What’s up this week at Oklahoma Policy Institute? The Weekly Wonk is dedicated to this week’s events, publications, and blog posts.
This week at OK Policy, summer intern Trevor Shanklin makes the case for reconsidering the criminalization of marijuana in Oklahoma. With our prison system currently operating at 96 percent capacity, over half of which are non-violent offenders, it’s time for a well-informed discussion on the costs and benefits of prohibition. We also took up corrections reform on our blog this week. Although our prison population has doubled since the mid-90s, the Department of Corrections budget has been reduced by about $43 million since 2009. While state leaders made real progress on corrections reform this year, we discuss what still needs to be done.

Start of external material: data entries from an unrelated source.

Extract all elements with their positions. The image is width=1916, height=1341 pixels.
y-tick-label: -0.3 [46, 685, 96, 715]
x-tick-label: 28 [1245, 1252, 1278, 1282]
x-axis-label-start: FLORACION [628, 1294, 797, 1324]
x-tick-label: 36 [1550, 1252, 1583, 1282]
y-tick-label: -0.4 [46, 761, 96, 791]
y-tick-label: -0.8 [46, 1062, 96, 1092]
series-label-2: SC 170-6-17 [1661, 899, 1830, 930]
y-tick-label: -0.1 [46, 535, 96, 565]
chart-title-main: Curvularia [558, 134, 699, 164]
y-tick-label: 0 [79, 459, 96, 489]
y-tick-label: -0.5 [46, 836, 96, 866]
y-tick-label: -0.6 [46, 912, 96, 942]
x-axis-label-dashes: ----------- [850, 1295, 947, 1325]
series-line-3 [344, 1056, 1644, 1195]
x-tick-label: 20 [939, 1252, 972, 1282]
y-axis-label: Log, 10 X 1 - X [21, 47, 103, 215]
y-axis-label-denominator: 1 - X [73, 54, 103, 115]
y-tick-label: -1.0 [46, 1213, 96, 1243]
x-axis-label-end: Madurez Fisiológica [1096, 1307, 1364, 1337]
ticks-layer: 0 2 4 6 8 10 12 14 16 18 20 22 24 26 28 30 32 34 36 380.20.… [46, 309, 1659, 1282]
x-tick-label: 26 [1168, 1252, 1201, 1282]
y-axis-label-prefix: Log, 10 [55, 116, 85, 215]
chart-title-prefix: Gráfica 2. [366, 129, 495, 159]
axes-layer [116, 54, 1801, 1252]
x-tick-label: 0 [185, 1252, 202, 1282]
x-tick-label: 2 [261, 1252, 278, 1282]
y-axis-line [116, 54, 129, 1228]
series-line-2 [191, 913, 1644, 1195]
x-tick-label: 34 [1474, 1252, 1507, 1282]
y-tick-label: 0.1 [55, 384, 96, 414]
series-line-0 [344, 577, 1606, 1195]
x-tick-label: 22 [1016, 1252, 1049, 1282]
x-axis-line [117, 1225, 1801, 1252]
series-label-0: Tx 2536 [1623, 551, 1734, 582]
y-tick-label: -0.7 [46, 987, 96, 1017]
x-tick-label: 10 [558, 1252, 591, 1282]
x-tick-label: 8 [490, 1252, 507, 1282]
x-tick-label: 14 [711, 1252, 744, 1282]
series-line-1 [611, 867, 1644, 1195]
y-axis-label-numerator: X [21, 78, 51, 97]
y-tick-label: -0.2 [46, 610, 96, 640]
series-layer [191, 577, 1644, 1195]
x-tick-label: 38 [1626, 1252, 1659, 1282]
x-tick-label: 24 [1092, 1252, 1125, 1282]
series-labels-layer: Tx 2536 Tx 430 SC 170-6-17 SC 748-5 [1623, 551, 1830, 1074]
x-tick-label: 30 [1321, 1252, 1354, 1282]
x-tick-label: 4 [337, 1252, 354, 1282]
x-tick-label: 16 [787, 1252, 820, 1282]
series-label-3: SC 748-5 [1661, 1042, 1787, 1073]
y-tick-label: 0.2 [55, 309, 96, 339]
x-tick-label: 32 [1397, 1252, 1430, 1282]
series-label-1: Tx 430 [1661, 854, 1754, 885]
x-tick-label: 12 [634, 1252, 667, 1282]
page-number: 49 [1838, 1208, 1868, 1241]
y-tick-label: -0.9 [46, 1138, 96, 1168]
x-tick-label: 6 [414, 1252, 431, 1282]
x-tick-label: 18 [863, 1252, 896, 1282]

Yesterday’s blog post revisited the ‘cliff effect’ – the abrupt loss of all work-support benefits when a low-income family earns a small increase in wages and becomes ineligible. The Department of Human Services recently announced new eligibility rules for child care subsidies, effectively penalizing working parents who have moved up the income ladder by withdrawing support just when financial security is within their reach. Last but not least, we interviewed fourth grade teacher Anna Eller on ways that teachers can encourage children to make healthier choices.
In the Know, Policy Notes
- The Center on Budget and Policy Priorities looks at the myths and realities about who pays federal taxes.
- A Pulitzer Prize winning reporter who worked for The Washington Post tells his story of living as an undocumented immigrant.
- The Urban Institute has a new brief summarizing the effects of health reform on small businesses and their workers.
- Illinois is pulling out of the Secure Communities program because it was identifying too many undocumented immigrants with only minor convictions or no criminal record.
- The AP looks at how lawmakers across the country are attempting to collect unpaid taxes on Internet sales to close state budget gaps.
- 78,000 – Number of millionaires living in Oklahoma in 2010.
- $2,983,362 – Amount paid by 8 pharmaceutical companies to Oklahoma providers between 2009-2011.
- 2nd – Oklahoma’s rank in a national survey of states with the highest concentration of Wal-Mart stores, with 103 locations in 2011.
- 6 – Number of abortion providers – clinics, hospitals, private physicians – in the state of Oklahoma, 2008.
- 16 percent – Percentage of the civilian population of Oklahoma without health insurance in 2009; Oklahoma ranks 34th highest nationally on percentage of the population that is uninsured.